一応シャンが潰れないように手をついて襟元は守ったがこれ俺死ぬんじゃね?バッドエンドじゃね?何年かぶりかに真面目に死を覚悟した。



……変だな…いつまでも攻撃がこない。ゆっくりと立ち上がる。少し前に出るとそこは崖になっていた。あ、なるほど。俺を追っていた速度のまま突っ込んで落ちたのか。危ねぇぇぇナイスラッキードジ!俺のドジスキル産まれて初めてありがとう!


「…シャン…」

「無事、だが…お前は無事か?」

「あぁ…」


シャンはやけに感動したような目で俺を見ている。何だ?俺の脅威のドジっ子スキルにか?それとも森に入ったと同時にあんな熊に会う俺の運の無さにある意味の感動を感じているのか?…出来れば前者であって下さい頼むから。

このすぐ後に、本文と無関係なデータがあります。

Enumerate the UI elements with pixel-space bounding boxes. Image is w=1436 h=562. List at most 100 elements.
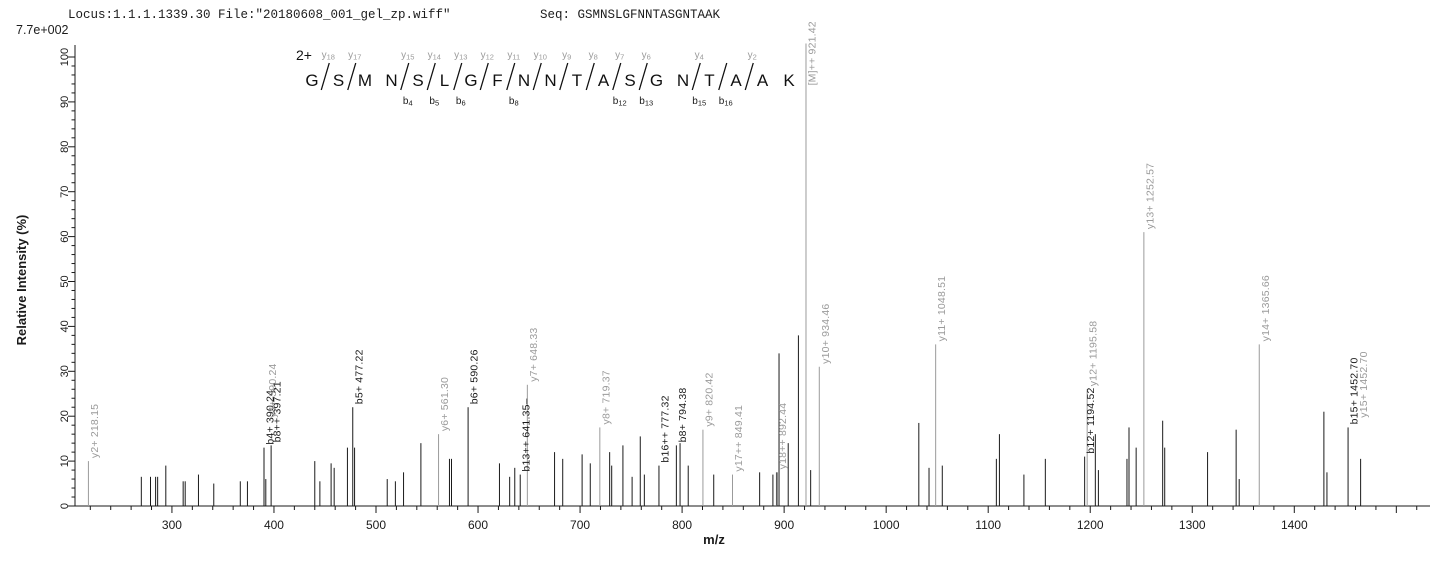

あぁぁなんか悲しくなってきた。もういいこの事を考えるのは止めよう。


「刹那、向こうから回って下に降りよう。この森からは早く離れた方が良い。」


そりゃそうだこんな熊の出る森危険すぎる。…あー熊といえばジーチャンとバーチャン思い出すなぁ。当時八歳だった俺が一人で熊捕まえて帰って来たの見て腰抜かして俺の事化け物呼ばわりしたんだっけ。…なんだろう。結構悲しい出来事だったのに客観すると結構バカバカしいのは。しょうがないじゃんまさか東京で熊を見るとは思ってなかったんだもん。アー駄目駄目気持ちが切なくなってきた。


「刹那?」

「あぁ…」


出来れば下の村に癒し系の可愛い女の子がいれば良い。


                        *


ウルフベア。奴らに挑み命を落としていった者達は決して少なくない。この森の主たるあの魔物を、魔法を使わずあぁもあっさり倒すか!その上さりげなく村のある方向へと走った。まるでこの場所の地理を知り尽くしているように。そんな魔法でもあるのだろうか。

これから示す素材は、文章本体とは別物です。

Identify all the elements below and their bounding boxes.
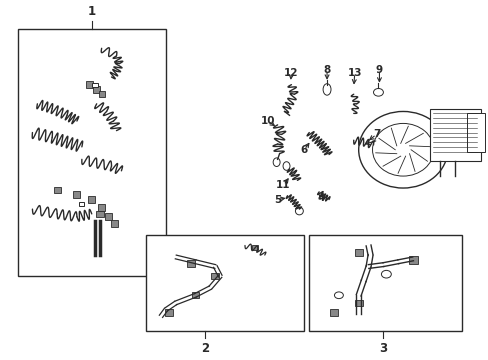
Ellipse shape xyxy=(273,158,280,167)
Bar xyxy=(186,260,194,267)
Bar xyxy=(111,220,118,227)
Text: 3: 3 xyxy=(379,342,386,355)
Bar xyxy=(308,235,462,331)
Ellipse shape xyxy=(283,162,289,170)
Text: 4: 4 xyxy=(317,193,324,203)
Bar xyxy=(105,213,112,220)
Bar xyxy=(354,249,362,256)
Bar xyxy=(92,83,98,86)
Bar xyxy=(18,29,165,276)
Bar xyxy=(164,309,172,316)
Ellipse shape xyxy=(373,89,383,96)
Text: 7: 7 xyxy=(372,130,379,139)
Ellipse shape xyxy=(334,292,343,298)
Bar xyxy=(354,300,362,306)
Bar xyxy=(88,196,95,203)
Bar xyxy=(251,244,257,250)
Bar xyxy=(192,292,199,298)
Text: 5: 5 xyxy=(273,194,281,204)
Bar xyxy=(467,113,484,152)
Bar xyxy=(408,256,417,264)
Bar xyxy=(99,91,104,97)
Bar xyxy=(429,109,480,161)
Bar xyxy=(146,235,304,331)
Ellipse shape xyxy=(295,207,303,215)
Text: 13: 13 xyxy=(347,68,361,78)
Bar xyxy=(96,211,103,217)
Bar xyxy=(93,86,100,93)
Text: 8: 8 xyxy=(323,65,330,75)
Bar xyxy=(86,81,93,88)
Bar xyxy=(98,204,105,211)
Text: 10: 10 xyxy=(260,116,274,126)
Bar xyxy=(211,273,219,279)
Ellipse shape xyxy=(358,112,447,188)
Ellipse shape xyxy=(323,84,330,95)
Bar xyxy=(79,202,84,206)
Ellipse shape xyxy=(381,270,390,278)
Text: 2: 2 xyxy=(201,342,209,355)
Text: 1: 1 xyxy=(87,5,96,18)
Ellipse shape xyxy=(372,123,433,176)
Text: 6: 6 xyxy=(300,145,307,155)
Text: 9: 9 xyxy=(375,65,382,75)
Bar xyxy=(73,192,80,198)
Text: 12: 12 xyxy=(284,68,298,78)
Bar xyxy=(329,309,338,316)
Text: 11: 11 xyxy=(276,180,290,190)
Bar xyxy=(54,186,61,193)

コレでは神獣の自分の立つ瀬がないのではないかと心配になるほどだった。しかし、そう思っていたのもウルフベアを倒した後の刹那の顔をみるまでだった。


悲しそうな、切なそうな、苦しげな、そんな顔。


あぁ、コイツは。優しいのだ。強すぎる力に似合わず。ならば俺が、コイツを支えてやろう。


「刹那、大丈夫だからな」

「…あぁ」


どうか優しい君が傷付きませんように。ただ、それだけを望んだ。

これを読めばなんとなく分かるかと思いますが刹那の「家族に見捨てられた」という意識は半分あたりで半分外れです。それも追々…。


* で視点を区切っております。